To conclude, Kweichow Moutai’s Uniform earnings growth is below its peer averages. However, the company is trading in line with its peer valuations.
About the Philippine Market Daily
“Wednesday Uniform Earnings Tearsheets – Asia-listed Focus”
Some of the world’s greatest investors learned from the Father of Value Investing or have learned to follow his investment philosophy very closely. That pioneer of value investing is Professor Benjamin Graham. His followers:
Warren Buffett and Charles Munger of Berkshire Hathaway; Shelby C. Davis of Davis Funds; Marty Whitman of Third Avenue Value Fund; Jean-Marie Eveillard of First Eagle; Mitch Julis of Canyon Capital; just to name a few.
Each of these great investors studied security analysis and valuation, applying this methodology to manage their multi-billion dollar portfolios.
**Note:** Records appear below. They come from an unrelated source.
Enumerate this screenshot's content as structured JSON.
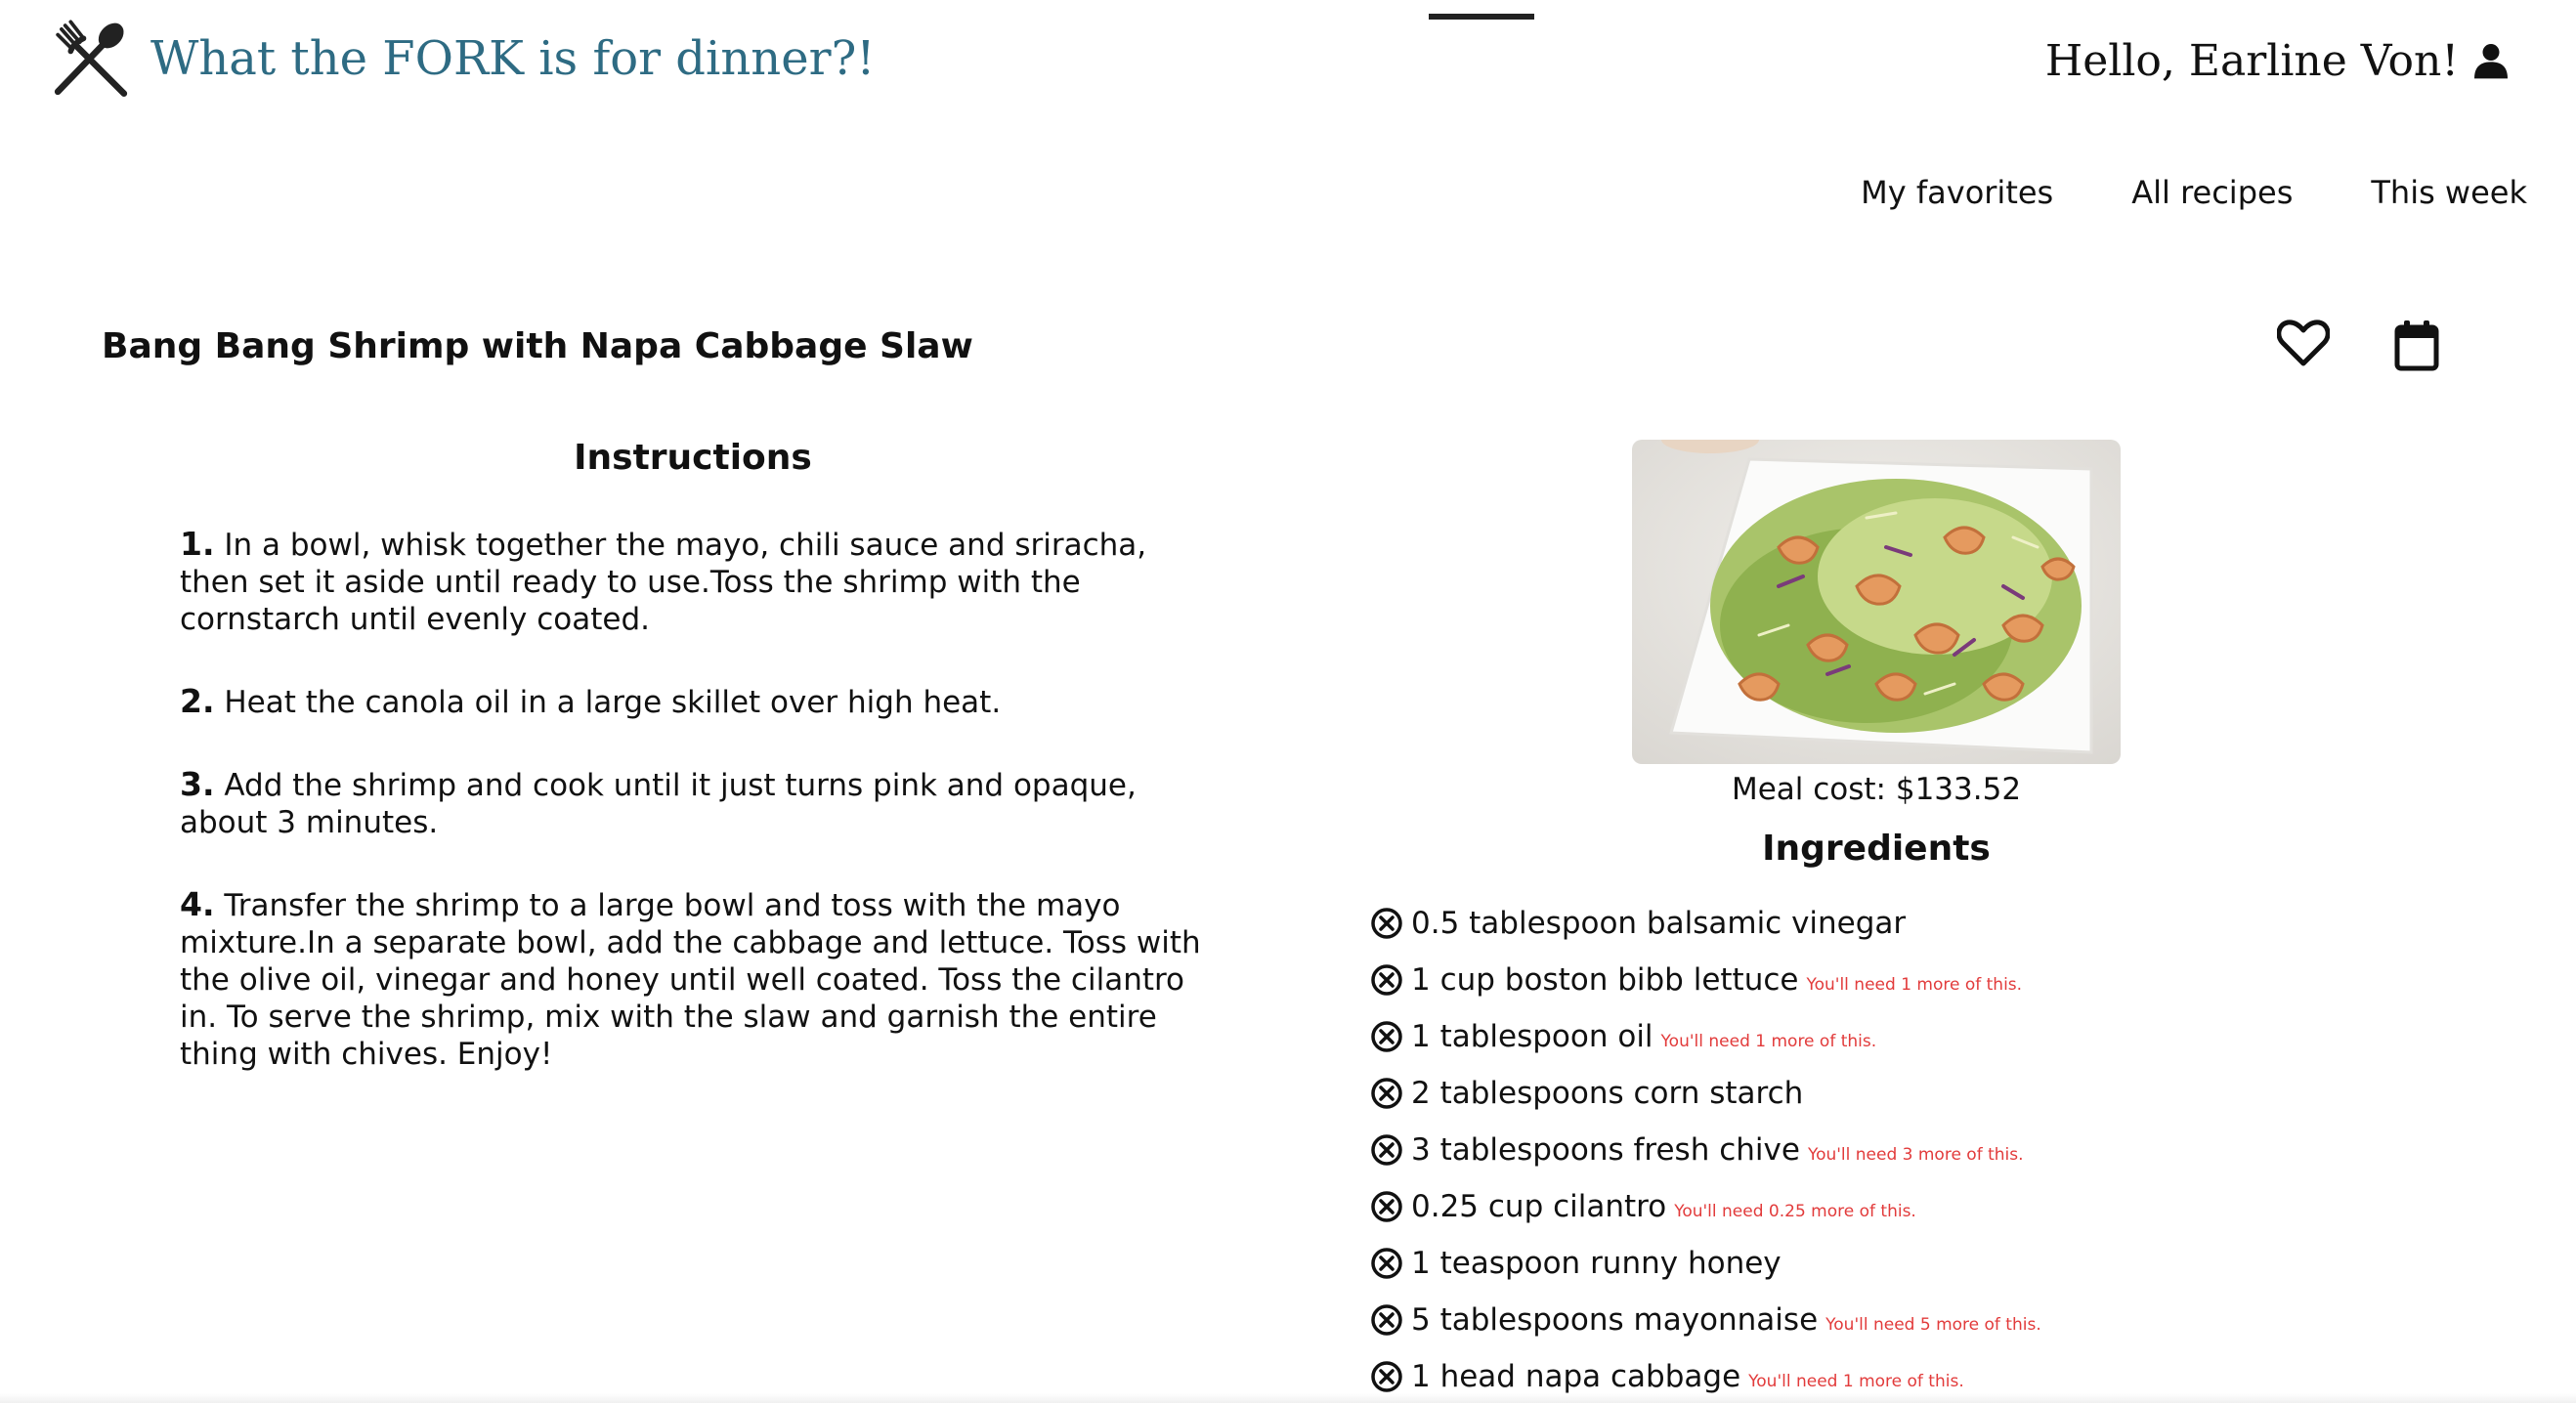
{
  "header": {
    "brand_title": "What the FORK is for dinner?!",
    "logo_icon": "fork-spoon-crossed-icon",
    "greeting": "Hello, Earline Von!",
    "user_icon": "user-icon"
  },
  "nav": {
    "items": [
      {
        "label": "My favorites"
      },
      {
        "label": "All recipes"
      },
      {
        "label": "This week"
      }
    ]
  },
  "recipe": {
    "title": "Bang Bang Shrimp with Napa Cabbage Slaw",
    "favorite_icon": "heart-outline-icon",
    "calendar_icon": "calendar-icon",
    "instructions_heading": "Instructions",
    "steps": [
      {
        "num": "1.",
        "text": "In a bowl, whisk together the mayo, chili sauce and sriracha, then set it aside until ready to use.Toss the shrimp with the cornstarch until evenly coated."
      },
      {
        "num": "2.",
        "text": "Heat the canola oil in a large skillet over high heat."
      },
      {
        "num": "3.",
        "text": "Add the shrimp and cook until it just turns pink and opaque, about 3 minutes."
      },
      {
        "num": "4.",
        "text": "Transfer the shrimp to a large bowl and toss with the mayo mixture.In a separate bowl, add the cabbage and lettuce. Toss with the olive oil, vinegar and honey until well coated. Toss the cilantro in. To serve the shrimp, mix with the slaw and garnish the entire thing with chives. Enjoy!"
      }
    ],
    "meal_cost": "Meal cost: $133.52",
    "ingredients_heading": "Ingredients",
    "ingredients": [
      {
        "text": "0.5 tablespoon balsamic vinegar",
        "note": ""
      },
      {
        "text": "1 cup boston bibb lettuce",
        "note": "You'll need 1 more of this."
      },
      {
        "text": "1 tablespoon oil",
        "note": "You'll need 1 more of this."
      },
      {
        "text": "2 tablespoons corn starch",
        "note": ""
      },
      {
        "text": "3 tablespoons fresh chive",
        "note": "You'll need 3 more of this."
      },
      {
        "text": "0.25 cup cilantro",
        "note": "You'll need 0.25 more of this."
      },
      {
        "text": "1 teaspoon runny honey",
        "note": ""
      },
      {
        "text": "5 tablespoons mayonnaise",
        "note": "You'll need 5 more of this."
      },
      {
        "text": "1 head napa cabbage",
        "note": "You'll need 1 more of this."
      }
    ]
  },
  "colors": {
    "brand": "#2e6b83",
    "warning": "#e23b3b",
    "text": "#111111"
  }
}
They did this without relying on as-reported numbers.
Uniform Adjusted Financial Reporting Standards (UAFRS or Uniform Accounting) is an answer to the many inconsistencies present in GAAP and IFRS, as well as in PFRS.
Under UAFRS, each company’s financial statements are rebuilt under a consistent set of rules, resulting in an apples-to-apples comparison. Resulting UAFRS-based earnings, assets, debts, cash flows from operations, investing, and financing, and other key elements become the basis for more reliable financial statement analysis.
Every Wednesday, we focus on one company listed in Asia that’s relevant to the Philippines and that’s particularly interesting from a UAFRS vs as-reported standpoint. We highlight one adjustment that illustrates why the as-reported numbers are unreliable.
This way, we gain a better understanding of the factors driving a particular stock’s returns, and whether or not the firm’s true profitability is reflected in its current valuations.
Hope you’ve found this week’s Uniform Earning Tearsheet on an Asian company interesting and insightful.